昨日は「もう夏は終わりですよ」と宣告されたような、過ごし易い一日となり、おかげで子猫と一日遊んで過ごす他愛ない年寄りとなって、思わず独りニヤニヤしてしまった。
猫をかまっていて、はじめて猫を飼い始めたころのことを、いろいろ思い出してしまう。最初は大人になった雌猫を頼まれて飼うようになり、そのうち何が何だか分からぬうちに3匹の仔が生まれ、本格的に腰を据えて猫たちと一心同体の生活を送るようになった。最初のころは母猫が子育てをするので、ただその様子を目を細めてみていればよかったのだが、親離れしてからの騒動は半端ではなかった。
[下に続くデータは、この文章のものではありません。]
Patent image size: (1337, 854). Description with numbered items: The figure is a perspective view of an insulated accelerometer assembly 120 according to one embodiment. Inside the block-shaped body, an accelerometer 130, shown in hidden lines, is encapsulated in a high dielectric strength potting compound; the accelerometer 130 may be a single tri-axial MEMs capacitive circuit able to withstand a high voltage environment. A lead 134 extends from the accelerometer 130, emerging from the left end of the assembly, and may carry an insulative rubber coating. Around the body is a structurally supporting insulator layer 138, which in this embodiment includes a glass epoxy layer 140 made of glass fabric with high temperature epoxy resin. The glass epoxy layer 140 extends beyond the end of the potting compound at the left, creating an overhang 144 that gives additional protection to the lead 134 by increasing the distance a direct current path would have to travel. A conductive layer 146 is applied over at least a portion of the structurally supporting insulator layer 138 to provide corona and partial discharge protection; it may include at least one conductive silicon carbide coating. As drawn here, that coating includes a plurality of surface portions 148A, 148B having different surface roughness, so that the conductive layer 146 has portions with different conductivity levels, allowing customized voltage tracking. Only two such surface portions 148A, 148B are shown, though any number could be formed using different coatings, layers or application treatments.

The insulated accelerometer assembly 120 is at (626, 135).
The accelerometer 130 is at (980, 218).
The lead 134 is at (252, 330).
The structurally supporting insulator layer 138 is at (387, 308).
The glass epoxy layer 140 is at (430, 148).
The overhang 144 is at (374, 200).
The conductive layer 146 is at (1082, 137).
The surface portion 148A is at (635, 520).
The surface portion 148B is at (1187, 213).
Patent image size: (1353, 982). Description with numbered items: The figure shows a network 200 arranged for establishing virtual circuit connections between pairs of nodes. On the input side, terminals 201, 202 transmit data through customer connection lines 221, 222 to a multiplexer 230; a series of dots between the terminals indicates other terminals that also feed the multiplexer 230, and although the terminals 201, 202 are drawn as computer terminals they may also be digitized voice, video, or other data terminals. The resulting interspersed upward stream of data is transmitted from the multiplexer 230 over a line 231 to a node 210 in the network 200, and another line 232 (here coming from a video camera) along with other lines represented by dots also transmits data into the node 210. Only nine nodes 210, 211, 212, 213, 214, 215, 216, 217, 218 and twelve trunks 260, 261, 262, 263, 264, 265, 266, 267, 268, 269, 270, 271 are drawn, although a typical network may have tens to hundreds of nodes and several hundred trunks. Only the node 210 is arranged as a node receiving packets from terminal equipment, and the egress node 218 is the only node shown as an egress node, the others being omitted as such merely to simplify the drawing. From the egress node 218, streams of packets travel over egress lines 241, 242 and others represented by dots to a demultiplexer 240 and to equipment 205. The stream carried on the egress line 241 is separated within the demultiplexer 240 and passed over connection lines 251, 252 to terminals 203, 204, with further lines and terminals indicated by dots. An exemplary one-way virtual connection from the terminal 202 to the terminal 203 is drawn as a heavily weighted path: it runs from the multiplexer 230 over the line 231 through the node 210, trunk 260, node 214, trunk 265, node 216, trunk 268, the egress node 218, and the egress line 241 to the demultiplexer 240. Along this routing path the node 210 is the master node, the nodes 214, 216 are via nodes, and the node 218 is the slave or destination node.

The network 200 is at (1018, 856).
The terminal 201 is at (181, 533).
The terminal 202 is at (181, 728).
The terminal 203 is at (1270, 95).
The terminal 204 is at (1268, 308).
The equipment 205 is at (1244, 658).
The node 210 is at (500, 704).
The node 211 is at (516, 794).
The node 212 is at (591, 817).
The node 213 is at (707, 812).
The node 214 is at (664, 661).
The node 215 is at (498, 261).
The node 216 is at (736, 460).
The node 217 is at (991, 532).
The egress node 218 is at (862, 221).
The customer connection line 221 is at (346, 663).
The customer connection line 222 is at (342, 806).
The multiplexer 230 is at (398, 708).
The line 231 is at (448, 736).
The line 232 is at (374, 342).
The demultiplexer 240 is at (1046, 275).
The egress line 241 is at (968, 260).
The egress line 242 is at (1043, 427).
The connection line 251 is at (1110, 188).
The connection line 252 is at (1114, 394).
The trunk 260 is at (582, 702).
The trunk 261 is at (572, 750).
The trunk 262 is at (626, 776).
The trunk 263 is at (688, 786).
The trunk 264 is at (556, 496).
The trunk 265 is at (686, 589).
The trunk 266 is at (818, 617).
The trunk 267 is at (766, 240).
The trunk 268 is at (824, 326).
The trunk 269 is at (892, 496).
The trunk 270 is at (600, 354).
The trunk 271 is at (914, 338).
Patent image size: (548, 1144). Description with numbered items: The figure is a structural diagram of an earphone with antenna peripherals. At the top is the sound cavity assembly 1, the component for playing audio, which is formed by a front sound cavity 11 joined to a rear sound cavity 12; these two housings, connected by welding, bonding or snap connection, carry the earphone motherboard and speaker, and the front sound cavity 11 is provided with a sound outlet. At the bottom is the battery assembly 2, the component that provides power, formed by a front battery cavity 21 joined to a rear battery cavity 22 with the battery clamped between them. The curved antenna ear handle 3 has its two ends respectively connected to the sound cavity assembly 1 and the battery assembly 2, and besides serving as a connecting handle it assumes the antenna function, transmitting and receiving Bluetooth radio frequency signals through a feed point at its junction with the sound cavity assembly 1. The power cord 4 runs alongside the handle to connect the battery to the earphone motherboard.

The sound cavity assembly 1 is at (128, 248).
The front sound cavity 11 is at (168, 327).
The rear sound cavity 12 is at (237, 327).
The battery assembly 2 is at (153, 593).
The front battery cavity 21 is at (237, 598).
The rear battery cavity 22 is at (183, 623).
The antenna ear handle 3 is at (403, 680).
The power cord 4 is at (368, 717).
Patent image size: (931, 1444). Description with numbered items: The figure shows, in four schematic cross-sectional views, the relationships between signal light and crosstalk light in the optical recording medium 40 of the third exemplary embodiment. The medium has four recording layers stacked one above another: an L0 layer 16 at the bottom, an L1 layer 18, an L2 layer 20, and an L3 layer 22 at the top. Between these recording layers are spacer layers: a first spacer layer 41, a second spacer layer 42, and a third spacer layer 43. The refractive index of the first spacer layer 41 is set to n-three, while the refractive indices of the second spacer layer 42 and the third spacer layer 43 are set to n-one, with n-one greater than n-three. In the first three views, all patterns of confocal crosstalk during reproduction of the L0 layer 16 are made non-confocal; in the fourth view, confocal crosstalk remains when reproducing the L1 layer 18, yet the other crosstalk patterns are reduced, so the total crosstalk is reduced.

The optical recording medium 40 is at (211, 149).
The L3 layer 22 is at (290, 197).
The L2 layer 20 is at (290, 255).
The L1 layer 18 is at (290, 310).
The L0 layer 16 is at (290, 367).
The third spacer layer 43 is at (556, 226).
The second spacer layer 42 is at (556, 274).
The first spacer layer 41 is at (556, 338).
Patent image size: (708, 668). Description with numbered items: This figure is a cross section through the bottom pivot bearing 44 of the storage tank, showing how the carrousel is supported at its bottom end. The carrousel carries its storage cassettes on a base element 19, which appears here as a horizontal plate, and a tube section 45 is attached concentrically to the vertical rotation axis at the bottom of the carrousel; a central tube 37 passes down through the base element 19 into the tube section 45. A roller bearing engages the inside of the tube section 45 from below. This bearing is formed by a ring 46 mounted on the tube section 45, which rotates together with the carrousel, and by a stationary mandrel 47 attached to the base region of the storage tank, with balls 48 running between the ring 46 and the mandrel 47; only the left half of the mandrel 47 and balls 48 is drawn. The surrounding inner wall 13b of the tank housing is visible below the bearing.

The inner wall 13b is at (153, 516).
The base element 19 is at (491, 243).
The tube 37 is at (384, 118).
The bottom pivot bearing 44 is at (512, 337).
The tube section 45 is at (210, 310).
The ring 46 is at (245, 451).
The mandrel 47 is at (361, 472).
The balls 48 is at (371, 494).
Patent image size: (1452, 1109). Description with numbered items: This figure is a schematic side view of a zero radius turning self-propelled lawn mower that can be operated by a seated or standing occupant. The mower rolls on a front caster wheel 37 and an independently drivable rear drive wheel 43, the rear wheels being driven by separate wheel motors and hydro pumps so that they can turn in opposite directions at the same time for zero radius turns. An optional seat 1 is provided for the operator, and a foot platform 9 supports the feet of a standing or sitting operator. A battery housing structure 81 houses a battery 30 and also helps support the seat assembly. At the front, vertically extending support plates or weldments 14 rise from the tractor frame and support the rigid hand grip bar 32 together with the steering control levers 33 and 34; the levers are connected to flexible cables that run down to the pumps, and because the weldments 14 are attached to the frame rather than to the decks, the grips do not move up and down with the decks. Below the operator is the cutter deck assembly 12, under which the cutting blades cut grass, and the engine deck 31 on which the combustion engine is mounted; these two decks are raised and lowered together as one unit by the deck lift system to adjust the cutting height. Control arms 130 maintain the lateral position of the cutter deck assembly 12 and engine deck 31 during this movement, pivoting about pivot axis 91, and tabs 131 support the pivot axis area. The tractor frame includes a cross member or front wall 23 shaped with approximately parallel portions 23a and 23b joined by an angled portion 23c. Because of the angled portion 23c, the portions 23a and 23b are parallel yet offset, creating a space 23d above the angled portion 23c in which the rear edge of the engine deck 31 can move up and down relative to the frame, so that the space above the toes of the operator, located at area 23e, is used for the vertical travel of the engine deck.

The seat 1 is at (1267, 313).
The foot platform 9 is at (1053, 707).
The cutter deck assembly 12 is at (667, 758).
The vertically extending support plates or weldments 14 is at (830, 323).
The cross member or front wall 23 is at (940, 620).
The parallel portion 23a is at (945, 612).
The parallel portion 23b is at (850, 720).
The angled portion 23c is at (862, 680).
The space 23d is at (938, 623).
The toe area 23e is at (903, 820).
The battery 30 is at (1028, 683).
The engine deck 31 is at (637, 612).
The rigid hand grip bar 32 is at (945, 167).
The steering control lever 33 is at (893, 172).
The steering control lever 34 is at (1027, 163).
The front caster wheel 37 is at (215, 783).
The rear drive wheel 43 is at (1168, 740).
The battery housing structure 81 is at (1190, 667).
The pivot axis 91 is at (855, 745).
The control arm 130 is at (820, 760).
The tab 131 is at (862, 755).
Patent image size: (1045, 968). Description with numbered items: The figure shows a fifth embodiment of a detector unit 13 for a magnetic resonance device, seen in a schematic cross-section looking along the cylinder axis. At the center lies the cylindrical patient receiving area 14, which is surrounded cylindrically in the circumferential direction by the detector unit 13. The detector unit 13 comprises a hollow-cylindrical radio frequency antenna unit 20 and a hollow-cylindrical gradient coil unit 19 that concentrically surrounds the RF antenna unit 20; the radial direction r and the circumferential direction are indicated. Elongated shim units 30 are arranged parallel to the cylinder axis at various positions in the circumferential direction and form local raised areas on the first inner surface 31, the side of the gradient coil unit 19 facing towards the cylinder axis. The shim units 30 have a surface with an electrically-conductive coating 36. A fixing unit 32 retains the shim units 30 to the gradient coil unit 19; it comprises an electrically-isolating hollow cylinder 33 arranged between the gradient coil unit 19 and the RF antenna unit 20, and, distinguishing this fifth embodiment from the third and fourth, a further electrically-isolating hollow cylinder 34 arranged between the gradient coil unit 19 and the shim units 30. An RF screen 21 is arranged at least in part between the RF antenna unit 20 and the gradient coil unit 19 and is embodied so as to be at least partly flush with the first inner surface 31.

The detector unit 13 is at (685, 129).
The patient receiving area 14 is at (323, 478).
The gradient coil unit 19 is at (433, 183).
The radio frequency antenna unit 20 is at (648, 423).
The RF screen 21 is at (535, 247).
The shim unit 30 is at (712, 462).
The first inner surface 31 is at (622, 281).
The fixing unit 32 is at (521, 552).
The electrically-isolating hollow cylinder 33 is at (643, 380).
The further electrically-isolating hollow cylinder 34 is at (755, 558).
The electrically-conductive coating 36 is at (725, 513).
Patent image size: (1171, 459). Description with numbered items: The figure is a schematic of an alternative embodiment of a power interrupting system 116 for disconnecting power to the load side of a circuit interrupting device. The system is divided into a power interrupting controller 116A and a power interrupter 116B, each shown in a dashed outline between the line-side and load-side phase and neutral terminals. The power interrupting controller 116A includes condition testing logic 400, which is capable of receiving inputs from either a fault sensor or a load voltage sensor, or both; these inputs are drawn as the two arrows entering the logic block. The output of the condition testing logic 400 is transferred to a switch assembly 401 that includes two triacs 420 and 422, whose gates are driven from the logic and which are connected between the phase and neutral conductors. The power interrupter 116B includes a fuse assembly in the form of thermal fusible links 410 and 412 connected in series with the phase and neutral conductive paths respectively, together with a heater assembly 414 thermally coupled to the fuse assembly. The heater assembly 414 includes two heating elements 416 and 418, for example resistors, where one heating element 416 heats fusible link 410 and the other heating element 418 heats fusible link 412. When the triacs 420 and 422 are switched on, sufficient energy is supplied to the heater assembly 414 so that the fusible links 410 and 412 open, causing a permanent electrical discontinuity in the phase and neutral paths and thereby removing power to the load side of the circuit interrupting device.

とにかく3匹の子猫が6畳の部屋を、縦横無尽に暴れまわる日々となってしまったのである。襖は破れ、座椅子の背もたれは破かれ、中身は食い千切られ、畳がぼろぼろになるのはアッというまであった。なにしろ会社の寮の賄い管理をしていたころのことであったので、終日部屋にいるわけではなく、六畳間は子猫どもの思いのままの運動場と化していたのである。
なにしろ3匹が組んではほぐれての取っ組み合い、噛みつきあい、まさに修羅場であった。それでも母子の猫たちにいろいろと教えられることがあった。母性愛の強さには先ず驚かされた。
まだ子猫たちが活発に動き回らぬころ、部屋と仕事場とはちょっと離れているのだが、時たま母猫がにゃーんと調理場に顔を覗かせることがあった。
マグロの切れ端を与えると、以前であればその場でペロリと食べてしまうのが、口にくわえて早足で部屋に帰り、子猫たちが満足するまで調理場と部屋を往復するのである。これには驚いてしまった。